I was at a crossroads. We pulled all the kids out of school, and I found in a mad dash, a TON of cool educational websites. I was ready to pound their souls into the pavement to PROVE something to NOBODY, to make our home a literal Dentention Center--lists, charts, threats, bribes, by golly
nobody could ever say this wasnt better than elementary school ever againBut it was ridiculous. It was the most awful , arbitrary, fake, stressful, yucky thing I have ever tried to do to my kids, ever. It was the same as elementary school, except the teacher was meeeeeeeean.
Education is not something you DO TO kids. Knowledge is not something you spray ONTO them. We chilled out at first because we had to, and then because peace and love was the only way we could heal all of what this family has been through in the past 6 months, year, beyond.
Now, we are slowly retrying a "schedule" that really works. For us all. My children have demonstrated to the entire world their capability to pick up whatever little trivia or skill-set that is asked of them. But as well all know, none of that is important, because none of it is meaningful, and none of it lasts. So we are starting over. New Mama (me), new respect for one another, new self respect, no more bribes, coercion, uglyness.
We have joined a homeschool co-op that starts this Friday. I am looking forward to telling you all about it. We go on outings on Thursdays that can count as field trips. Mondays we are saving for our cool websites and as the one day a week we are doing XYand Z that Mama has decided we need to work on. But the rest of the time is for family living, and I mean just that.

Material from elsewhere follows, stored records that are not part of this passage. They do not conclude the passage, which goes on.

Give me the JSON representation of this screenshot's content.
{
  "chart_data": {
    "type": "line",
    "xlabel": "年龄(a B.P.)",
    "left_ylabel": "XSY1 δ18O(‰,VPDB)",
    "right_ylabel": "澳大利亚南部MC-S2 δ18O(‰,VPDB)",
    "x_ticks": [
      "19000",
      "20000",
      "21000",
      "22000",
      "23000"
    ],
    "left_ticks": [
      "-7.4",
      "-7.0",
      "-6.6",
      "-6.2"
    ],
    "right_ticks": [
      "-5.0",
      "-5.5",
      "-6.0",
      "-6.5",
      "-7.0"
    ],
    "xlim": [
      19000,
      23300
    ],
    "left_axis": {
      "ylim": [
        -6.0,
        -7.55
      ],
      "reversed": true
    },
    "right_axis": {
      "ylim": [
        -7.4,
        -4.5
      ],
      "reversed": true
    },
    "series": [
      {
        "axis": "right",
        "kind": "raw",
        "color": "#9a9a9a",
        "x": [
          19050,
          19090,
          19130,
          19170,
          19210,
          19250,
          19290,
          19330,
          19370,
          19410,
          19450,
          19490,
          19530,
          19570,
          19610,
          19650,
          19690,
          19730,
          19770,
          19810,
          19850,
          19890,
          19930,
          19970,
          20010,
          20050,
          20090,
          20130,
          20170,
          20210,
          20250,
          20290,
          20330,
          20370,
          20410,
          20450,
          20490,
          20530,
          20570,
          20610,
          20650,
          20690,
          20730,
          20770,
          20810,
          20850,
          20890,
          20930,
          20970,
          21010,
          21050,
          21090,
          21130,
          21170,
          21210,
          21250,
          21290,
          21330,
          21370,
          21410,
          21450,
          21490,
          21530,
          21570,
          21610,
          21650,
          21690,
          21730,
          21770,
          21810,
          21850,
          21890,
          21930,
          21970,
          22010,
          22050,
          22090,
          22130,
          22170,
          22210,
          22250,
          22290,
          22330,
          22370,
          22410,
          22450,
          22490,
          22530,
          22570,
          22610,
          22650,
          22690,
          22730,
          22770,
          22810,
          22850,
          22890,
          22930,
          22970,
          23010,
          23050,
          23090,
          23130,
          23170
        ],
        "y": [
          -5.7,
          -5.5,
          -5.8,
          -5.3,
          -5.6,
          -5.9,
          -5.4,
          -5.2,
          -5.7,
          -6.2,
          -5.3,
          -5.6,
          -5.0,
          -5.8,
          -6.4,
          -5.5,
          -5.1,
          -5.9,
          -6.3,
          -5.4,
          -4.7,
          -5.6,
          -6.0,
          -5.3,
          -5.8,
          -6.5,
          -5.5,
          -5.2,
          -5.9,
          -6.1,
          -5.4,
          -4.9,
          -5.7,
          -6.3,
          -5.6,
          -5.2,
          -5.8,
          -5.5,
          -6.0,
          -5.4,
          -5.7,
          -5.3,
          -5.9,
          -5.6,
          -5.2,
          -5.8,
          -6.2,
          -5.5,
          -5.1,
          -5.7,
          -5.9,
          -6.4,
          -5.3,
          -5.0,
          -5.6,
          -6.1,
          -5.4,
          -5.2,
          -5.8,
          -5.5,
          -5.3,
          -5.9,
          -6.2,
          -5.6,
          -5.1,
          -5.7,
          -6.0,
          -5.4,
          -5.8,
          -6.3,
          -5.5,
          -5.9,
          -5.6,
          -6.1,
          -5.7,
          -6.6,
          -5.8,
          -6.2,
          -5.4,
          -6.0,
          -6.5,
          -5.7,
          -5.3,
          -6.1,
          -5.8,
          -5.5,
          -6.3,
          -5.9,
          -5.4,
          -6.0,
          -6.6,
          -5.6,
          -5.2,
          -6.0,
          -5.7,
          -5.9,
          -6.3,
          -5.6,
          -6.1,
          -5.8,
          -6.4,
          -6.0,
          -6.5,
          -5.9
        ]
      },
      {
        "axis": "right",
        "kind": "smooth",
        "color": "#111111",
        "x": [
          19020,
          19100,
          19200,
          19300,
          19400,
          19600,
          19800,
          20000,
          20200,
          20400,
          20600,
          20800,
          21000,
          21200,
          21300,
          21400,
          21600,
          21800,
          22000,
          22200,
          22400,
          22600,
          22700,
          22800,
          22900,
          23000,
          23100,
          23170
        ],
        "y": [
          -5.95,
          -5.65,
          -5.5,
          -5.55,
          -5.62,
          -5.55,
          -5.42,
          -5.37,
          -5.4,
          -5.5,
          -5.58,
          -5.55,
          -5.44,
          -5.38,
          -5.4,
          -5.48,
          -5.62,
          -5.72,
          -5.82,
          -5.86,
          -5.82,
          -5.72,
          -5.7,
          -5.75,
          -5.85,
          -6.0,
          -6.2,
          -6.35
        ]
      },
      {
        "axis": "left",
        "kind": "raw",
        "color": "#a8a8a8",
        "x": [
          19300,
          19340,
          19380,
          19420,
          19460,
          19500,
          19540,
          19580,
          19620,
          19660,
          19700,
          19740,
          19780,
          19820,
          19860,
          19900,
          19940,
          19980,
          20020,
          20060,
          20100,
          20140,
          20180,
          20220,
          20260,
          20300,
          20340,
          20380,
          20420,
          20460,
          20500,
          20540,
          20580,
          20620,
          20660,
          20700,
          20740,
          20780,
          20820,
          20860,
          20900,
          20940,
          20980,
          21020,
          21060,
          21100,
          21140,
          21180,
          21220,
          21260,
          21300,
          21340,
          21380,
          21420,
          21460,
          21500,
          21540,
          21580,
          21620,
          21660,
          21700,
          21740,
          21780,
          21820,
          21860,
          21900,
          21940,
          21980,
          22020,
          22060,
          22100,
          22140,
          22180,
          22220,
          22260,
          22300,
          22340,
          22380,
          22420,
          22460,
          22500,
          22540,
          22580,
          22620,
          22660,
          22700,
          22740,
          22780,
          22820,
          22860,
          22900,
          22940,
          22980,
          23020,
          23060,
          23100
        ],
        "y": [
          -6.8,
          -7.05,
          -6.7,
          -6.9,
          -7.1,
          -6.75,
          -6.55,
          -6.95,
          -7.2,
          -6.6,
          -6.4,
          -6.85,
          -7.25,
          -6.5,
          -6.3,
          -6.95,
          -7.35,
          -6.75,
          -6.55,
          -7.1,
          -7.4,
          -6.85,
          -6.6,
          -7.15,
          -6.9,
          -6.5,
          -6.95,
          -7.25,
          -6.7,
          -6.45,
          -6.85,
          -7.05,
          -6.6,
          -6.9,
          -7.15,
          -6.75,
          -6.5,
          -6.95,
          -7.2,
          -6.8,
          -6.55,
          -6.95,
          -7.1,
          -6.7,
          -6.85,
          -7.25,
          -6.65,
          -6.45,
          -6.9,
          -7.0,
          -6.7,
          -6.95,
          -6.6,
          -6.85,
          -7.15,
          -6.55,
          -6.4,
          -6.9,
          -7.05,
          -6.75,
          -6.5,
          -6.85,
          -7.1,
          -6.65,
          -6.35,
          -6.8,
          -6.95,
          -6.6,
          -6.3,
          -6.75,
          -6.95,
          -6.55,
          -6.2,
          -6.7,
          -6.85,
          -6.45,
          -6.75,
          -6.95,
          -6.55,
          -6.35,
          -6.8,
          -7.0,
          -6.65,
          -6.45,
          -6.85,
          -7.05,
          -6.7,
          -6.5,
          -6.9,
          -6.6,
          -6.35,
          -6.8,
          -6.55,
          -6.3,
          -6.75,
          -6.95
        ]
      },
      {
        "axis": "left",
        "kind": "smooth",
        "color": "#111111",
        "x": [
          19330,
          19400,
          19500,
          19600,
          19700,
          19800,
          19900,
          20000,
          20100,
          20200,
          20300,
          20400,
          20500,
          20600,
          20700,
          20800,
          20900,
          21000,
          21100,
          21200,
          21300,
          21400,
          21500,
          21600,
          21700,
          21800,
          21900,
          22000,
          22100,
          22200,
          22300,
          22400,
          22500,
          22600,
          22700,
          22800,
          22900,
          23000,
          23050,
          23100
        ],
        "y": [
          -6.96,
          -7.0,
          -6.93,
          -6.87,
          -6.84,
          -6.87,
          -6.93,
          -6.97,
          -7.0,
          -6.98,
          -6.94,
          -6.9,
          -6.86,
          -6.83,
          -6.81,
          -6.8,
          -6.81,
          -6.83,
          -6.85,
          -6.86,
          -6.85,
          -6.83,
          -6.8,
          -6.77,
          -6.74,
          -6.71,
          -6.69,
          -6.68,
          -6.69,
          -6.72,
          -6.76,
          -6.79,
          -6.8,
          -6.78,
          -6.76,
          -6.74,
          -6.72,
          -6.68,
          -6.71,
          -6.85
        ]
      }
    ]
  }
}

I am excited to start over for 2009 and come out of the closet as neither an unschooler nor someone who tries to replicate the meaningless pressurized to-do lists of the school system. this is our homeschool, and for the first time in a long time, ANGER is not sitting at our table with us.
I am sorry to be so vague, and I know you might be clamoring for BUT WHAT DO YOU DO ALL DAY? I know, I know, I know--I search too for those types of 1-2-3 success recipes, but they are fools gold. All I know is that we are happy and kind and reading and writing and yes, on Mondays, they are doing the math website that I found and are above grade level, for what thats worth.
I DO want to post everyday--but I had to out myself first. It isnt going to look like what I know would have impressed certain folks. I am not posting pic after pic of my kid bent over some worksheet. and we do not have the car or money to travel the world looking at pyramids very often, either. But the children are thriving, safe, open, and our vibe is good and warm again. Casey 100% has ceased all weird behavior for now and we are no longer pursuing any type of therapy for him. I got a little flip-type video camera for xmas and as soon as we figure out how, this will become a video blog at times, too--very fun!
I hope my theme for 2009 of honesty and unapologetic-ness will be a place where you can come for laughs, insight, and a glimpse at a very normal family who happens to choose to live extraordinarily out of the box.
For those who would like:
this is our math this is our library when we have no car (most days i am way too lazy and cold to drive daddy to work)
and what the kids play constantly is: Dominoes! But not line-up-the-numbers, no, building with them. Grand towers. Ramps, tunnels, marble-runs set ups.....they started in early November and have not had one day in which they have not worked on this passion! Also, they are planning on great and grand Rube Goldberg machines such as
this one someday soon.
So, I will charge up the rechargable batteries and fire up the camera and the video camera and promise to post more often.